Mehmet Görmez: Şimdi 79 milyonun kenetlenme zamanı

Mehmet Görmez: Şimdi 79 milyonun kenetlenme zamanı

Abone ol
Abone ol 20 Temmuz 2016 14:49

Diyanet İşleri Başkanı Prof. Mehmet Görmez, 15 Temmuz darbe girişimi sonrası 81 ilin müftüsüyle bir araya geldi.

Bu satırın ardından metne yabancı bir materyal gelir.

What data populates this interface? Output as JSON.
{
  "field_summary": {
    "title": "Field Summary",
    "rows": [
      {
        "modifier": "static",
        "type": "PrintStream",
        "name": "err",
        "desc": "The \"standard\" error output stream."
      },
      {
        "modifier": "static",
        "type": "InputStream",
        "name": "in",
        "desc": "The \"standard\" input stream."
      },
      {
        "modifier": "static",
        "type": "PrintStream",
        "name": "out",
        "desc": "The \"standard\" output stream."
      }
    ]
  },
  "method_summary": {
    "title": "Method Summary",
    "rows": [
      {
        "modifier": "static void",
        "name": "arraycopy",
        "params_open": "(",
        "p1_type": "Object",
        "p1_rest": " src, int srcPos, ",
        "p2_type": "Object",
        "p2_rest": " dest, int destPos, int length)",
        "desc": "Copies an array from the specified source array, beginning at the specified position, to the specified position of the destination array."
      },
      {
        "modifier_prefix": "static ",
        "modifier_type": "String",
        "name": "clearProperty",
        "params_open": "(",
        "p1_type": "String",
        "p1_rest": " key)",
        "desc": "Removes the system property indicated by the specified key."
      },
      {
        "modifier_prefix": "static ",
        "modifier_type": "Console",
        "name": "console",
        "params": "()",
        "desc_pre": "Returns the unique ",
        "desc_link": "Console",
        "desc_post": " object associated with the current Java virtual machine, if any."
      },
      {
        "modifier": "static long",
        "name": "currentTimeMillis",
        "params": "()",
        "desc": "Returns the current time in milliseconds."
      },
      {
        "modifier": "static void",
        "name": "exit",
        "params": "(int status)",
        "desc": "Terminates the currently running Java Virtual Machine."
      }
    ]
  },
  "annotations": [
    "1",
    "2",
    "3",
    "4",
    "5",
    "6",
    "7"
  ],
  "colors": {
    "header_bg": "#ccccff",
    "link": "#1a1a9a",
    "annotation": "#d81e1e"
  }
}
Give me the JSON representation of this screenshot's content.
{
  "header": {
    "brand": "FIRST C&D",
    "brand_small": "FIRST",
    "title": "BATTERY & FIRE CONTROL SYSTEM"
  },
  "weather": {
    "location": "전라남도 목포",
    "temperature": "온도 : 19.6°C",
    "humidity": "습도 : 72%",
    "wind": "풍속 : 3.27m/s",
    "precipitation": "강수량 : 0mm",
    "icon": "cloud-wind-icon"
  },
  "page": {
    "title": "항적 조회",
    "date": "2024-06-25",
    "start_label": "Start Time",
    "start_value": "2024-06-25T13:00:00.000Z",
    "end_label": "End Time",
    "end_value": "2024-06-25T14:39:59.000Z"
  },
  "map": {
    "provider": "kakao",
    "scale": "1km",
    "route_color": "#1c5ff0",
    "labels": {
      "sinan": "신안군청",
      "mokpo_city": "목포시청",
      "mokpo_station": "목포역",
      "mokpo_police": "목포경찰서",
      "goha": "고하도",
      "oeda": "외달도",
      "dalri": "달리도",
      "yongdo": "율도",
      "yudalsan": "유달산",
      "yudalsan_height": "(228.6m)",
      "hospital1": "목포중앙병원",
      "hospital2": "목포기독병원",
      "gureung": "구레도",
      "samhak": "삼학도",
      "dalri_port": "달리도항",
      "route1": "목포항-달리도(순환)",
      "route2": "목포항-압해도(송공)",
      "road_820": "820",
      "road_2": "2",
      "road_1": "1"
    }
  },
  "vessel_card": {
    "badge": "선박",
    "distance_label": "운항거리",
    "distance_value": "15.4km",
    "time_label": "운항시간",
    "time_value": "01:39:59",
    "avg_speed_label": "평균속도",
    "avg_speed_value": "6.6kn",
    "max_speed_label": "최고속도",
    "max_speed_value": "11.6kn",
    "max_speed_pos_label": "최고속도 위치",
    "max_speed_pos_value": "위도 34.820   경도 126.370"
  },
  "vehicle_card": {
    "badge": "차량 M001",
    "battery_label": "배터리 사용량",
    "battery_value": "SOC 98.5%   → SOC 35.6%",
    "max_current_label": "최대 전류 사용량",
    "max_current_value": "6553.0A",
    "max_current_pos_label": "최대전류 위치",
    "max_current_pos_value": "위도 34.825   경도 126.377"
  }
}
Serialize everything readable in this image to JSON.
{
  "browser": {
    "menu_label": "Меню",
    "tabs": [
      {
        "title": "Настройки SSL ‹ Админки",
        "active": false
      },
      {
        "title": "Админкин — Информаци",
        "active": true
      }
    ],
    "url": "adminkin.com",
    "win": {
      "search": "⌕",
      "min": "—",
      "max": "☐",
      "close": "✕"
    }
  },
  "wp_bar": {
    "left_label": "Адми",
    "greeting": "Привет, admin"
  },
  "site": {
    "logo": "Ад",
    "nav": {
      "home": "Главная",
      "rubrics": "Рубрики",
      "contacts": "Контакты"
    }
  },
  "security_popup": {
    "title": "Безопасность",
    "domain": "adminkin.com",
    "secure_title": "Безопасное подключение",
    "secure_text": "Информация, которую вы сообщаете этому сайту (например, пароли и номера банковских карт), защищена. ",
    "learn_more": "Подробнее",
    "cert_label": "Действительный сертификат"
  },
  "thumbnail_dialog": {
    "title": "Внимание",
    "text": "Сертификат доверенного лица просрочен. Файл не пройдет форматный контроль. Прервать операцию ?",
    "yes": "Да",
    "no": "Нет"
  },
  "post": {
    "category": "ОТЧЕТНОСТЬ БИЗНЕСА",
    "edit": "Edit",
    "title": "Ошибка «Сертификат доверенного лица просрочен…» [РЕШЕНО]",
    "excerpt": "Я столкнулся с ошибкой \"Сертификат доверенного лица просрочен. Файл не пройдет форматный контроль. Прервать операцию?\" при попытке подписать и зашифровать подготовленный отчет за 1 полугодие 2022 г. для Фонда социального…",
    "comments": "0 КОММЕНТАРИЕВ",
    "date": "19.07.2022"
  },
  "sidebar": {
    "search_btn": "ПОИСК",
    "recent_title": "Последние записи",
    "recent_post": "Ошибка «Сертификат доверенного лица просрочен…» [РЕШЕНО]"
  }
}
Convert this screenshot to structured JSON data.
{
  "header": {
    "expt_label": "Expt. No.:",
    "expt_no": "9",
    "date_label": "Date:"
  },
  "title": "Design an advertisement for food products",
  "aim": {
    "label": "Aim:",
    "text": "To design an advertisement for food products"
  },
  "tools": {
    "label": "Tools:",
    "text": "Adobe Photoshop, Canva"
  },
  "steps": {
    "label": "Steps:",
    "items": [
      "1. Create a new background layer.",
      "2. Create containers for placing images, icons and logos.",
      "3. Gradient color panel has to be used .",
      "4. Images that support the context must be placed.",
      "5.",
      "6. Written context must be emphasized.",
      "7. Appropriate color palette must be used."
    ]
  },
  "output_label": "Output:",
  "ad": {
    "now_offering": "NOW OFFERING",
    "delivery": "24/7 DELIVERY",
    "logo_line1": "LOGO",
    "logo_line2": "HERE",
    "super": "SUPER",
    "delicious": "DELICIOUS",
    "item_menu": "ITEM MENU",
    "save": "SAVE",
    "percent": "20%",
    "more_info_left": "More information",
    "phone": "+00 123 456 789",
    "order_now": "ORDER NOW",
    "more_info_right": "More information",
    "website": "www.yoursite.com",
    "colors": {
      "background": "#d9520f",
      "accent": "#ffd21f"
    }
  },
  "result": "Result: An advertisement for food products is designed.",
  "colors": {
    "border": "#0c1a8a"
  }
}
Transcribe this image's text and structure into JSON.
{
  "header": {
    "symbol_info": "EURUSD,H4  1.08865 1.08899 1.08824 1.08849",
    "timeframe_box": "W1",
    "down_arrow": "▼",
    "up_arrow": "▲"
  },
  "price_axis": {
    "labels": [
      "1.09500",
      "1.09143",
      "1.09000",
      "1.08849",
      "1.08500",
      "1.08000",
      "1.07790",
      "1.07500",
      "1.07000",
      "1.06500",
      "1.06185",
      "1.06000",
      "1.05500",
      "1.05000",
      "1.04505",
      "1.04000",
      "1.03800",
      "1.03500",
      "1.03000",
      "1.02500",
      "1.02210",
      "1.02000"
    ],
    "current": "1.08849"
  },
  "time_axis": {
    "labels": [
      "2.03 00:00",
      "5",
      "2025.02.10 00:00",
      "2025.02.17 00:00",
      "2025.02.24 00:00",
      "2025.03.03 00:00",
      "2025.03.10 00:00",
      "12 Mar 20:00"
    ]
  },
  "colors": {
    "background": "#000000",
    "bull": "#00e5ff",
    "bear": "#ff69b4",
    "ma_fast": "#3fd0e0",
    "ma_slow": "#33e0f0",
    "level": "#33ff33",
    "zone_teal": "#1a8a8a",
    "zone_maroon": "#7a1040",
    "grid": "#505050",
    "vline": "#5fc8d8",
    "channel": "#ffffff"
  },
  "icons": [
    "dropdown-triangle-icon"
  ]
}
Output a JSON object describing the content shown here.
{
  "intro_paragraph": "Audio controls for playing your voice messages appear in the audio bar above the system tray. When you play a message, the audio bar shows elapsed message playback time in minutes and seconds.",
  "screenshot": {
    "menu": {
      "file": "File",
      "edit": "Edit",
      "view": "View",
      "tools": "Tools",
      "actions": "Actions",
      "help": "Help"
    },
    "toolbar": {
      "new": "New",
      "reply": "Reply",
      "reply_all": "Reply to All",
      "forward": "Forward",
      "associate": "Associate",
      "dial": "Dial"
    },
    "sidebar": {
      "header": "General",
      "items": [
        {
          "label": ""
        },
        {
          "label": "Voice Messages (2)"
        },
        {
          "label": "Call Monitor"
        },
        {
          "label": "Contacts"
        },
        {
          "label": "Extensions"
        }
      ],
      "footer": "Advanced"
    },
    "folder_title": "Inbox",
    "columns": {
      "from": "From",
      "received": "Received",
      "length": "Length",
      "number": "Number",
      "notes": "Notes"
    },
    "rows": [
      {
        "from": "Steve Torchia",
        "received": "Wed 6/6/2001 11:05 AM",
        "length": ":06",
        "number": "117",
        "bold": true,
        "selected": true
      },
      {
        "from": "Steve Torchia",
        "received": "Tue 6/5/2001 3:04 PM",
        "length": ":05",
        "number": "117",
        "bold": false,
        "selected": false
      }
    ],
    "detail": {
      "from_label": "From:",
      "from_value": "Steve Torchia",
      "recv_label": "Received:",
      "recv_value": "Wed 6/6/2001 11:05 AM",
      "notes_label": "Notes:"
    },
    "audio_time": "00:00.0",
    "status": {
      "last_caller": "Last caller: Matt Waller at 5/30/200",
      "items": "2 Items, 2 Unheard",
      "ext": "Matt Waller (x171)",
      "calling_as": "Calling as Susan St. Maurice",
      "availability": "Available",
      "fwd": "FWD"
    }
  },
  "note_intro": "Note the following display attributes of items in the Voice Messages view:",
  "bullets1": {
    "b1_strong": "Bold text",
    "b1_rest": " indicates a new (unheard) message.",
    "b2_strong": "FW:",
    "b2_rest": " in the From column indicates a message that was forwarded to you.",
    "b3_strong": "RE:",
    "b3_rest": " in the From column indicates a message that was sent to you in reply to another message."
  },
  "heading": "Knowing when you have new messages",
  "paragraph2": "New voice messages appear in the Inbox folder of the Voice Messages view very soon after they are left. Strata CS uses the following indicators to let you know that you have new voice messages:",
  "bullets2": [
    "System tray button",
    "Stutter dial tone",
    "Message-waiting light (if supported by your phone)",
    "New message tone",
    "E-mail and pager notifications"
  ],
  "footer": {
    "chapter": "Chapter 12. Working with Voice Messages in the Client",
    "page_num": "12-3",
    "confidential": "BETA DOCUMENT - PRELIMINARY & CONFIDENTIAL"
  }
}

Diyanet İşleri Başkanı Prof. Dr. Mehmet Görmez, darbe girişimini 81 ilin müftüsüyle bir araya gelerek değerlendirdi. Birlik, beraberlik vurgusu yapan Görmez, "15 Temmuz'da ülkemiz, çok büyük bir suikasta maruz kalmıştır. Cuntacı kalkışmaya adını veren yapı uzun yıllar inançlı samimi insanların saf dini duygularını istismar etti. Bu cuntacı darbe girişiminin güdümlü FETÖ/PDY mensuplarınca gerçekleştirildiği milletin hakim kanaati. Şimdi, 79 milyonun birbirine kenetlenme zamanıdır. Milleti birbirine düşürme, fitne ve fesat ortamı oluşturma, kaos yaratma anışlarına basiretle yaklaşılmalı. Din hizmetlerinin ifa ve icrasına yönelik olarak Başkanlığın belirlediği talimat ve yönergelere riayet edilmeli" dedi. Diyanet İşleri Başkanı Prof. Dr. Mehmet Görmez, darbe girişimini değerlendirmek üzere 81 ilin müftüsüyle Ankara'da Başkanlık Konferans Salonu'nda bir araya geldi. İl müftüleri olağanüstü istişare toplantısında ele alınan konulara ilişkin Görmez şu ifadeleri kullandı: "15 Temmuz'da TSK içine yuvalanmış bir grup cuntacı tarafından büyük bir suikast ile karşı karşıya kalmıştır. FETÖ/PDY yapılanması olarak adlandırılan isyancıların önce TSK komuta kademesini ele geçirme ardından seçilmiş cumhurbaşkanı ve hükümeti görevden uzaklaştırma milli iradenin temsil edildiği Parlamento'yu fes etme, emniyet güçlerini etkisiz hale getirme ve bunun sonucunda anayasal düzeni askıya alarak yönetime el koyma girişimi sayın Cumhurbaşkanı'nın, meşru idarenin TSK'nın, Özel Harekat Polisi ve emniyet güçlerinin siyaset kurumunun sağduyulu medyanın ve toplum temsilcilerinin direnişi ve çağrıları ile fakat asıl aziz milletimizin feraset, cesaret ve kararlılığı ile boşa çıkartılmıştır. Allah'a hamd olsun.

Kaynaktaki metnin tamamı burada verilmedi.